Präsident Aquino berief eine Krisensitzung mit seinem Kabinett und Beamten der Katastrophenhilfe ein, wie mit den grossflächigen Überschwemmungen umzugehen sei. Er ordnete Beamte an sicherzustellen, dass allen Bewohner in überfluteten Villages geholfen werden kann, auch denen die von Stromausfällen betroffen sind.

Die philippinische Börse im Finanzdistrikt von Makati, der auch überschwemmt wurde, blieb geschlossen. Ebenfalls geschlossen wurde die US-Botschaft entlang der Manila Bay in der historischen Altstadt, die bereits letzte Woche überflutet wurde, als eine Sturmflut das Wasser über den Deich drückte. Das Militär, das bei den Rettungsarbeiten ebenfalls beteiligt war, sagte mehrere Veranstaltungen wegen des Hochwassers ab, einschliesslich einer Prämienverleihung an Tippgeber, die den Truppen dabei halfen, al-Qaida verbundene Militante zu fassen.
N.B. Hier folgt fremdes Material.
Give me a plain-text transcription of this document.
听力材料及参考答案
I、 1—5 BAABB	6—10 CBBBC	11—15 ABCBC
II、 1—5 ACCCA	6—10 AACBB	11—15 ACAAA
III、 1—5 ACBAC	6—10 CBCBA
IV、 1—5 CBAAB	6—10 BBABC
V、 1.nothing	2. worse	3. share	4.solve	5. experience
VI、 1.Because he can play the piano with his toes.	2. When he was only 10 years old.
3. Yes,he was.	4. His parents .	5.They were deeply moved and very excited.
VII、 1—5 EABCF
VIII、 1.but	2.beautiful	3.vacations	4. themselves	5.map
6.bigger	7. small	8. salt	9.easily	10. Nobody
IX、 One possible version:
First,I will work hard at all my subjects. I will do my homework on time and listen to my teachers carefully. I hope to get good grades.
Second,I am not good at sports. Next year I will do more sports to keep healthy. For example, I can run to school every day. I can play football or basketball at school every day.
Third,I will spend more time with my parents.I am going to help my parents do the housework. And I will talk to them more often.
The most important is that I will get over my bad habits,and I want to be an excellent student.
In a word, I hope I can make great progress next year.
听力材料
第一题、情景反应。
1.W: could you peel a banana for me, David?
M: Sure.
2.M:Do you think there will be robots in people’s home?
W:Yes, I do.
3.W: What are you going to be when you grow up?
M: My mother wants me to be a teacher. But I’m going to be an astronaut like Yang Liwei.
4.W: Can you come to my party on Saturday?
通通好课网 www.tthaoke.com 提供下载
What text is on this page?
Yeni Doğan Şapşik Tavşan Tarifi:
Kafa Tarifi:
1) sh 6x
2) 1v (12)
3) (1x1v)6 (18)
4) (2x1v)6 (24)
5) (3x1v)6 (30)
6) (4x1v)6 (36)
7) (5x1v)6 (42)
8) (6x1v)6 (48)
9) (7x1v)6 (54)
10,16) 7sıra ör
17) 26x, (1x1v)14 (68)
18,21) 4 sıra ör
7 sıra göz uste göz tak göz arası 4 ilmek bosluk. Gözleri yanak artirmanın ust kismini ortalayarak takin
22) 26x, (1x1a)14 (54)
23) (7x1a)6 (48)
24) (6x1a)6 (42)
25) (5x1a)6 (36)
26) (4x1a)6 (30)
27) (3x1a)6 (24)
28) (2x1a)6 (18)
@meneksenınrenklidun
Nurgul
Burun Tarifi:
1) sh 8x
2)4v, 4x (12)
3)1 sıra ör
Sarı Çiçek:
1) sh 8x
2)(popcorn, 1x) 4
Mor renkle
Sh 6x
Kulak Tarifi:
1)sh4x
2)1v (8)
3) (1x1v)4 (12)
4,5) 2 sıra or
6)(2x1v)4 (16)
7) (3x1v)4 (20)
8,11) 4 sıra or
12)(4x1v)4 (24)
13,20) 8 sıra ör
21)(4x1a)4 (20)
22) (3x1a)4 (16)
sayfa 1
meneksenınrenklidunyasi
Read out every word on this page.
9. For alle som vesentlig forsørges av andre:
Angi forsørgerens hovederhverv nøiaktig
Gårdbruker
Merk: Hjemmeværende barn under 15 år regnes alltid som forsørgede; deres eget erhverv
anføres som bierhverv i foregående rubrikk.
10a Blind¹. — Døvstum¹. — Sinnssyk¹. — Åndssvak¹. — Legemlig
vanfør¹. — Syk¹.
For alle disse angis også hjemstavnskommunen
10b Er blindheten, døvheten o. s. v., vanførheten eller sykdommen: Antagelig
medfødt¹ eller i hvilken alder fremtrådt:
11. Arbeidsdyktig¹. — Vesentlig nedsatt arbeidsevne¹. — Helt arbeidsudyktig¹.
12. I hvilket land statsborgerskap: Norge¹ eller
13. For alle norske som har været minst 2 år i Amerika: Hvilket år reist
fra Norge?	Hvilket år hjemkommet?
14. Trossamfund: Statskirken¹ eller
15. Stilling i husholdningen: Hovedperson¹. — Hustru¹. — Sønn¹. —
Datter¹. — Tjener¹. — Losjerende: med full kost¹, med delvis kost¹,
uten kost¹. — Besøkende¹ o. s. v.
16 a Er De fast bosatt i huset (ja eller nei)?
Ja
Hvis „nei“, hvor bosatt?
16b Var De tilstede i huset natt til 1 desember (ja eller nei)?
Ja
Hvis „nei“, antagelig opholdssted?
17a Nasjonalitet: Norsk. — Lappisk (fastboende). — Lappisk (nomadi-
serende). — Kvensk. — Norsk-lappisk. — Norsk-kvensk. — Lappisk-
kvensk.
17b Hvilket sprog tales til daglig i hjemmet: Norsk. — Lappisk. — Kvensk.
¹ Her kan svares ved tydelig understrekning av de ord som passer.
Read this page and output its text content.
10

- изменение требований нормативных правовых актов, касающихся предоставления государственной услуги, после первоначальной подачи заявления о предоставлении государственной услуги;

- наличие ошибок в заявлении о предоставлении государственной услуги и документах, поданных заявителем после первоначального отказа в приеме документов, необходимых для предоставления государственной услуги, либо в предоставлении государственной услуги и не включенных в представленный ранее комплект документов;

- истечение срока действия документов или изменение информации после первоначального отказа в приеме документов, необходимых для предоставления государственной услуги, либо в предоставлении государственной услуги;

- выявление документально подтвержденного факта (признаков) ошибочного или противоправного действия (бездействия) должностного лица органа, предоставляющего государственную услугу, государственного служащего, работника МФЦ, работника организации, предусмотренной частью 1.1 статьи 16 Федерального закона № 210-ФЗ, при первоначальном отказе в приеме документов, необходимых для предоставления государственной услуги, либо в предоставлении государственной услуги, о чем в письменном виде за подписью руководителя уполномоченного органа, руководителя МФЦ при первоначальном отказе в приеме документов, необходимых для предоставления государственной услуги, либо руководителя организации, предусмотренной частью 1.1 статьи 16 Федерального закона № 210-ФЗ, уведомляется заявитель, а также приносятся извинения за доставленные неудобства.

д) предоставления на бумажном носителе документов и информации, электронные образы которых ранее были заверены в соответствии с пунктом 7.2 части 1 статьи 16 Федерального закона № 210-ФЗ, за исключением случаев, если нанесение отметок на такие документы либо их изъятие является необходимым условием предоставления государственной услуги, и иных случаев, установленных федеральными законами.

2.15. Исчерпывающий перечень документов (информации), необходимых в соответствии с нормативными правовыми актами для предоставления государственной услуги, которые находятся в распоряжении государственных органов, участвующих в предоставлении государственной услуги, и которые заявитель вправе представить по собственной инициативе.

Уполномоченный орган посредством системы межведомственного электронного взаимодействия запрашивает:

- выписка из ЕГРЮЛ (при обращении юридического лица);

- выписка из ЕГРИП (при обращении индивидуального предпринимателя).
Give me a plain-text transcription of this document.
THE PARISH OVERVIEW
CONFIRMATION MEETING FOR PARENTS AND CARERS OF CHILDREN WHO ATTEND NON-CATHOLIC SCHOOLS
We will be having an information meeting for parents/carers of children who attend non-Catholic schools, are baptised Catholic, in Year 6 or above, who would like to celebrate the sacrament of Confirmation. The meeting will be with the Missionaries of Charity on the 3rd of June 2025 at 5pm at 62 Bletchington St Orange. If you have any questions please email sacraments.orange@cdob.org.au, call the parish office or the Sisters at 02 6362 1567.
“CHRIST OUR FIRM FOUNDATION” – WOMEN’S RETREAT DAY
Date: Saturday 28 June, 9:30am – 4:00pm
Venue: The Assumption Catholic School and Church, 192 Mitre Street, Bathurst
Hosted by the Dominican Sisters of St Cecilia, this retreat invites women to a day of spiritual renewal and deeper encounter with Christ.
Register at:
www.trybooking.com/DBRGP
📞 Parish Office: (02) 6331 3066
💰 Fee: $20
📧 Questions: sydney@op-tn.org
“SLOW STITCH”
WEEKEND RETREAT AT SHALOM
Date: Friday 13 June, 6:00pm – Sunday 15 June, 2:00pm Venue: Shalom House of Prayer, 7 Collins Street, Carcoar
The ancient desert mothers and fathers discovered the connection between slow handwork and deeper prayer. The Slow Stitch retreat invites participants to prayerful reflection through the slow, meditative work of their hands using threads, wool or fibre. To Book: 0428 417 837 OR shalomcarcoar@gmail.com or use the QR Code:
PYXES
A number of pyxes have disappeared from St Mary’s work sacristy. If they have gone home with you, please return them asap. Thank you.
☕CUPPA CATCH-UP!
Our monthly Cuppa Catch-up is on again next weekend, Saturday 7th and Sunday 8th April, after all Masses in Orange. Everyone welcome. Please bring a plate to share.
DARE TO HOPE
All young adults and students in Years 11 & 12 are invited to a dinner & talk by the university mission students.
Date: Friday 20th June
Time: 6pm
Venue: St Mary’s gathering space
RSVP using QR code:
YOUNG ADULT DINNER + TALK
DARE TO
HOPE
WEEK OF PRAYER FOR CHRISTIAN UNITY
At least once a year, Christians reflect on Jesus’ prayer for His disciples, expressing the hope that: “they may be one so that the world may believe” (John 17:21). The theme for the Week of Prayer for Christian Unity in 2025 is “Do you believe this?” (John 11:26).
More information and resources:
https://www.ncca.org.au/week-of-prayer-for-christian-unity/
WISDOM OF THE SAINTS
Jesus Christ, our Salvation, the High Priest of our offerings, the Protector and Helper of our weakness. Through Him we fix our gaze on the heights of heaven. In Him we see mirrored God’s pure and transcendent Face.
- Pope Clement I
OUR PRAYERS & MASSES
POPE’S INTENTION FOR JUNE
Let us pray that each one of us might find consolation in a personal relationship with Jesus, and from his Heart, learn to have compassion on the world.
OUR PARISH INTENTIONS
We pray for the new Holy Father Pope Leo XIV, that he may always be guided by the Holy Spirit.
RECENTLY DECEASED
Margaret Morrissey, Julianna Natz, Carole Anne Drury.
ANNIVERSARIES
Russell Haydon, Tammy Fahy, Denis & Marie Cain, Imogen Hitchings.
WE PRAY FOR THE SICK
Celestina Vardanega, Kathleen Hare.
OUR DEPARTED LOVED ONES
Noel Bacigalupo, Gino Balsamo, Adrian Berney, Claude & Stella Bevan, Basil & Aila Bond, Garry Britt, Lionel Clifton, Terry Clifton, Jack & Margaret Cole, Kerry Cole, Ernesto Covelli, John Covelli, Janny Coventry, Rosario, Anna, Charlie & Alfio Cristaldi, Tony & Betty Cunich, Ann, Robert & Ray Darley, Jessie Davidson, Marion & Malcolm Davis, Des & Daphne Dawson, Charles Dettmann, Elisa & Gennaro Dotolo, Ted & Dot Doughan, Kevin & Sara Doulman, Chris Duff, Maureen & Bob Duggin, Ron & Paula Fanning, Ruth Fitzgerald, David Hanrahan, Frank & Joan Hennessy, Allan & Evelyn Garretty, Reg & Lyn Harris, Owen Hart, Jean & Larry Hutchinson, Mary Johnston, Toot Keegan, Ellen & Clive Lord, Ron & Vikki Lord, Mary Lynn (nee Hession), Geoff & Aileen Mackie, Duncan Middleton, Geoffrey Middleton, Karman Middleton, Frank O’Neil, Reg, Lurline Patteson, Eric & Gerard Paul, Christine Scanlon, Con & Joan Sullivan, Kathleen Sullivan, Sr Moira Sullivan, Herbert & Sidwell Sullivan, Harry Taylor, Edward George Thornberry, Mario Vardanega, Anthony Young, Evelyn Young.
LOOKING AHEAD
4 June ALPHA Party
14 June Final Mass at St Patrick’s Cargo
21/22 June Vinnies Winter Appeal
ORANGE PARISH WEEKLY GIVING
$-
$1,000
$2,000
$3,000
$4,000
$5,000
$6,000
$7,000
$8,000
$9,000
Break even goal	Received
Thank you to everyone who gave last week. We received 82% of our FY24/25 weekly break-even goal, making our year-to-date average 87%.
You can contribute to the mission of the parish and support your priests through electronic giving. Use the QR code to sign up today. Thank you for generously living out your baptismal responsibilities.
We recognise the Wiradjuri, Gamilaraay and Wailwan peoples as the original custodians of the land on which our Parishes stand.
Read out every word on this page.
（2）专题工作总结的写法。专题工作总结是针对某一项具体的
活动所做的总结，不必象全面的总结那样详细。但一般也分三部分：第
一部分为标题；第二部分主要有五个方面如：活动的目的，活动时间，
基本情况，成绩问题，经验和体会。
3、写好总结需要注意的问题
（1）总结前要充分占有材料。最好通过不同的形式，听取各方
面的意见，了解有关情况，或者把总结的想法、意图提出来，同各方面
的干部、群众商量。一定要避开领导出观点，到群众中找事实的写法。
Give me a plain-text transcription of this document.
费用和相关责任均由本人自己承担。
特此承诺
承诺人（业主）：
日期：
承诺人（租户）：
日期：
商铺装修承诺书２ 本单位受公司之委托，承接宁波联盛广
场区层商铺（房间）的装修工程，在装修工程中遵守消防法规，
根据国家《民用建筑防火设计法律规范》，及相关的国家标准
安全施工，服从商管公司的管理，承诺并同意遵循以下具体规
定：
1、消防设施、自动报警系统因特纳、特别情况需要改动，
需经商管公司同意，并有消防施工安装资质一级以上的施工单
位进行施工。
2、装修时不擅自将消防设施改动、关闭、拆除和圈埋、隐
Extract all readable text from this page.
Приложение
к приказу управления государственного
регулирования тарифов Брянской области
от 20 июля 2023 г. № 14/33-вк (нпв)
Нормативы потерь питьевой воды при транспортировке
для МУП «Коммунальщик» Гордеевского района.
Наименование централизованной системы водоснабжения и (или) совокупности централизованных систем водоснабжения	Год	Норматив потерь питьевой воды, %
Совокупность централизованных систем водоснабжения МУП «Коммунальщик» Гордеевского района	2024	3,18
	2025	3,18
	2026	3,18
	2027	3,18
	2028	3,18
Im Jahr 2009 verwüsteten massive Überschwemmungen, hervorgebracht von einem Taifun, Manila und die umliegenden Gebiete und tötete Hunderte von Bewohner in tobenden Sturzfluten. Der staatliche Wetterdienst sagte, dass das aktuelle Hochwasser nicht so schwerwiegend wie damals war. Das Wetter soll im Laufe dieser Woche besser werden. Der auslösende Taifun Gener (internationaler Name: Saola) war der siebte von rund 20 Taifunen und Stürmen, die jährlich auf den Philippinen erwartet werden.